Annulation de vol: les suites du volcan islandais

annulation de voyage

En cas d’annulation de vol due à des circonstances exceptionnelles telles que la fermeture de l’espace aérien à la suite de l’éruption du volcan Eyjafjallajökull, le transporteur aérien est tenu d’une obligation de prise en charge des passagers (hébergement, repas, rafraîchissements) sans limitation temporelle ou pécuniaire.

À la suite de l’éruption du volcan islandais Eyjafjallajökull, l’espace aérien de plusieurs États membres de l’Union Européenne – y compris l’espace irlandais –, a été fermé, entre le 15 et le 22 avril 2010, en raison des risques encourus par les aéronefs.

Une passagère irlandaise du vol Faro-Dublin, prévu le 17 avril 2010, a été bloquée suite à l’annulation de leur vol due à l’éruption volcanique. Ce n’est que le 22 avril 2010 que les vols entre l’Irlande et l’Europe continentale ont repris. Cette passagère n’a finalement pu rentrer en Irlande que le 24 avril 2010. Durant cette période, Ryanair ne lui a fourni aucune prise en charge. Dans ces circonstances, elle estime que cette compagnie aérienne est tenue de lui verser une indemnité de 1 130 euros, somme correspondant à ses frais de restauration, d’achat de rafraîchissement, d’hébergement et de transport, exposés du 17 au 24 avril 2010.

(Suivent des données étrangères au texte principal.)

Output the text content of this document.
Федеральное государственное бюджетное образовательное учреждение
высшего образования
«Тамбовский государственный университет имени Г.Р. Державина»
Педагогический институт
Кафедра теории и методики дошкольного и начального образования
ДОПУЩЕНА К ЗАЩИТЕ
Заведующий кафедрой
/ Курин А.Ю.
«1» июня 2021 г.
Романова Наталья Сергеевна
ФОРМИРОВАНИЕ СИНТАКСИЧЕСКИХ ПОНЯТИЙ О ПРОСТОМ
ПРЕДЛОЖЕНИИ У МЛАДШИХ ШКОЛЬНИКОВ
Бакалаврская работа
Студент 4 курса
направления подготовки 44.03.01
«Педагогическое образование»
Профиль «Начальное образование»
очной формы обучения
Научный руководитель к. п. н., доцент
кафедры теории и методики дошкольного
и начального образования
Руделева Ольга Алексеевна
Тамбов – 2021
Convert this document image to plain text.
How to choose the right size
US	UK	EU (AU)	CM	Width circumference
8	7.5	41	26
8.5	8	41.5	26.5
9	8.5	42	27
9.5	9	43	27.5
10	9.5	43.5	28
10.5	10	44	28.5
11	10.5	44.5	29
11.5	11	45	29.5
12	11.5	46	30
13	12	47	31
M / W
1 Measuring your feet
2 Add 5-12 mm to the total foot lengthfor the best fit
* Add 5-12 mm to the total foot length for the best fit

La juridiction irlandaise, saisie du litige, a demandé à la Cour de justice de l’Union Européenne si la fermeture de l’espace aérien due à une éruption volcanique relève de la notion de « circonstances extraordinaires », obligeant le transporteur aérien à prendre en charge les passagers, ou si, au contraire, elle relève de circonstances qui vont au-delà des « circonstances extraordinaires » et exonèrent ce dernier de son obligation de prise en charge des passagers. En outre, dans l’hypothèse où la Cour viendrait à reconnaître que de telles circonstances relèvent effectivement de la notion de « circonstances extraordinaires », elle est invitée à se prononcer également sur la question de savoir si, dans une telle situation, l’obligation de prise en charge doit être limitée temporellement et/ou pécuniairement.

Selon la Cour, par arrêt en date du 31 janvier 2013, le règlement ne prévoit aucune limitation – qu’elle soit d’ordre temporel ou pécuniaire – à l’obligation de prise en charge des passagers, victimes d’une annulation de vol en raison de circonstances extraordinaires. Ainsi, l’ensemble des obligations de prise en charge des passagers s’impose au transporteur aérien durant la totalité de la période pendant laquelle les passagers concernés doivent attendre leur réacheminement. La Cour souligne que la prise en charge des passagers se révèle particulièrement importante lors de la survenance de « circonstances extraordinaires » qui perdurent dans le temps et que c’est justement dans les cas où l’attente due à l’annulation d’un vol est particulièrement longue qu’il est nécessaire de s’assurer que le passager aérien peut avoir accès aux produits et aux services de première nécessité, et ce, pendant toute la durée de l’attente.

En cas d’annulation de leur vol, le transporteur aérien est tenu, de fournir une prise en charge aux passagers ainsi qu’une indemnisation. S’agissant de
l’obligation de prise en charge, le transporteur aérien doit procurer gratuitement, compte tenu du délai d’attente, des rafraîchissements, des repas et, le cas échéant, un hébergement à l’hôtel, un transport depuis l’aéroport jusqu’au lieu de l’hébergement ainsi que des moyens de communication avec les tiers. Le transporteur aérien est tenu de remplir cette obligation même lorsque l’annulation du vol est due à des circonstances extraordinaires, c’est-à-dire celles qui n’auraient pas pu être évitées même si toutes les mesures raisonnables avaient été prises. Au contraire, s’agissant de son obligation d’indemnisation, le transporteur peut s’en soustraire s’il est en mesure de prouver que l’annulation du vol est due à de telles circonstances.